布を身体に巻き付けると、骨格や身体の動きに合わせて、様々なひだができます。今回は平安前期の仏像において流行した衣のひだ「翻波(ほんぱ)式」の彫り方を説明していきます。翻波式は水面に風が吹きつけたとき生じる波を表したものです。時代の流行によりひだの表現は違いますが、この彫り方を覚えておけば他のものにも応用がきくと思います。


以下は教室の見本として彫ったものです。

翻波式の見本

翻波式

断面図は以下のようになります。

翻波式の断面図

断面図(翻波式)

では、彫り方の説明をしていきます。用材は板状のものを半楕円にします。板状ののものなら何でもよいです。先日、熱心な生徒さんが衣のひだではありませんが、かまぼこ板で練習していたので私もマネしようとしたのですが、あいにくタイミングよくかまぼこ板がありませんでした。翻波式の見本のためにかまぼこを買うのも何か違う気がしたので、結局は教室にあった木で彫ることにしました。

以下用材です。少し厚みがあり、両面に彫ることにしましたので断面は楕円になっています。

翻波式用材

翻波式用材

翻波式用材(断面)

翻波式用材(断面)

①この用材にまずは三角刀で以下のような曲線を彫っていきます。彫る前に鉛筆で簡単な下書きをしておくと失敗なく彫れると思います。

翻波式の彫り方(三角刀で線を彫る)

②次に三角刀で彫った箇所に沿って浅丸刀(または丸刀)を入れます(分からない場合は断面図を参考に)。

翻波式の彫り方(丸刀でを彫る)

③さらに浅丸刀を入れた箇所に沿ってに丸刀(または浅丸刀)を入れます(分からない場合は断面図を参考に)。

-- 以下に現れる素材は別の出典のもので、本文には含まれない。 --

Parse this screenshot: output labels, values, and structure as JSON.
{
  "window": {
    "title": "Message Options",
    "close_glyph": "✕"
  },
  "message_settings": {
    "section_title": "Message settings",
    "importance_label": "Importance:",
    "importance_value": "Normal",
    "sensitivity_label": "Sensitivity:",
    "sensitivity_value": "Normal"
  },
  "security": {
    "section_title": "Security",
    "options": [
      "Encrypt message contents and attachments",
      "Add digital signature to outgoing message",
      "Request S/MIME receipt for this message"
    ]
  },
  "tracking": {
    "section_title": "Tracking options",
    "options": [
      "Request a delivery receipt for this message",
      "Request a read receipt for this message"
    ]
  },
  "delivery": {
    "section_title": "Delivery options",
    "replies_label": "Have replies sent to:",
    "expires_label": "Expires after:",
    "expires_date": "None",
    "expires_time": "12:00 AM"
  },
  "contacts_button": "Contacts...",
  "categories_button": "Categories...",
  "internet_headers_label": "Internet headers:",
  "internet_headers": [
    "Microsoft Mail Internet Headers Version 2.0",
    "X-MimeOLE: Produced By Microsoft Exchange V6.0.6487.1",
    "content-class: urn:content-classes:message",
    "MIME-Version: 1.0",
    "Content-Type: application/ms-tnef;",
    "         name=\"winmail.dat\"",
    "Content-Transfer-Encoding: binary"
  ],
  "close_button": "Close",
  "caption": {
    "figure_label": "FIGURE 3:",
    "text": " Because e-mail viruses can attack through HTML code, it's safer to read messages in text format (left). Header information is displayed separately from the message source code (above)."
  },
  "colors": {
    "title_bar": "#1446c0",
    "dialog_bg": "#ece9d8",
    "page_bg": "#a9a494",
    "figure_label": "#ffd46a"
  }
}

翻波式の彫り方(稜線ができるようにさらに丸刀でを彫る)

すると、鋭い波間が浮き出てきます。

翻波式の彫り方(稜線があらわれる)

④平刀やキワ刀で角を丸めます(分からない場合は断面図を参考に)

翻波式の彫り方(角をとり仕上げる)

以上が彫り方となります。丸刀や浅丸刀を上手く使いこなせれば、それほど難しくはないと思います。ただし、一体の仏像を彫る際にこの彫り方を使うときは、衣のひだに気をとられてその下にある骨格を忘れないように注意してください。